C’est en avril 1985 que la SVO subit d’importantes modifications (millésime 85 ½). Le moteur est profondément revu : nouveau collecteur d’échappement, nouveau turbo refroidi par eau avec pression montant jusqu’à 15 psi, plus gros injecteurs, ordinateur d’injection reprogrammé et échappement double. La puissance passe de 175 à 205 chevaux et le couple de 210 à 248 lb-pi, demandant que l’embrayage soit renforcé. Les chiffres de performance sont en progrès : 0 à 60 mph en 7,3 secondes et le quart de mille en 15,3 secondes. À l’extérieur, les phares affleurants sont enfin installés.
Malgré tout cela, les ventes ne sont toujours pas au rendez-vous : 1 515 exemplaires (dont 19 au Canada) en 1985 et 439 exemplaires (dont 11 au Canada) pour le millésime 85 ½. La GT V8 HO a vu aussi sa puissance grimper à 210 chevaux et la GT V8 de 165 chevaux conserve encore son avantage de prix : 12 885 $ canadiens contre 19 368 $ pour la SVO. Quant au moteur turbo de 145 chevaux, il a tout simplement disparu de la gamme.
Le clou dans le cercueil
On l’a compris, la plus grosse concurrente de la Mustang SVO, c’est la Mustang GT V8 HO. Et la situation ne s’arrange pas pour 1986. Le V8 de base à injection disparaît et la HO troque son carburateur pour une injection (200 chevaux) et devient le seul V8 proposé. La SVO voit sa puissance passer à 200 chevaux pour pouvoir mieux s’accommoder d’une essence de mauvaise qualité, par contre les performances ne changent pas. Le troisième feu-stop est ajouté et huit couleurs sont disponibles.
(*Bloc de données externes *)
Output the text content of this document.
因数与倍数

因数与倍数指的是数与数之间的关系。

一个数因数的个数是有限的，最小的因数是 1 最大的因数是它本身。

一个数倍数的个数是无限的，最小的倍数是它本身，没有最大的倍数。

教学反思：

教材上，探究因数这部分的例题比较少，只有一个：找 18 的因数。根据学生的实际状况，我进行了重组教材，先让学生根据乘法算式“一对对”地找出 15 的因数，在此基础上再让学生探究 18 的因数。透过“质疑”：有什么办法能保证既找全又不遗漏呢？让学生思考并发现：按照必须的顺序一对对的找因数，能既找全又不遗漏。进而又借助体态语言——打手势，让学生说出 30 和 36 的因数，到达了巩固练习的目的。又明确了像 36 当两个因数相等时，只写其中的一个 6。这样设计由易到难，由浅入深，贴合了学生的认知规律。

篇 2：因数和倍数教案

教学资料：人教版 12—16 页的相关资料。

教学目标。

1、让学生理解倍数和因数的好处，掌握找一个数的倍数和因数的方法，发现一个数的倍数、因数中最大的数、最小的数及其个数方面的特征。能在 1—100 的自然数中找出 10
Les prix évoluent peu au Canada et sont toujours en faveur du V8 : 13 731 $ contre 20 272 $ pour la SVO. Pourtant, les ventes remontent significativement : 3 382 exemplaires (dont 476 au Canada). Mais c’est trop peu trop tard et Ford s’apprête à lancer pour 1987 une Mustang restylée avec un V8 encore plus puissant (225 chevaux).
La SVO n’a pas su trouver son public, l’ovale bleu tourne la page. Il faudra attendre 2015 pour retrouver un turbo sous le capot d’une Mustang avec le 2,3 litres EcoBoost de 310 chevaux. Mais ceci est une autre histoire…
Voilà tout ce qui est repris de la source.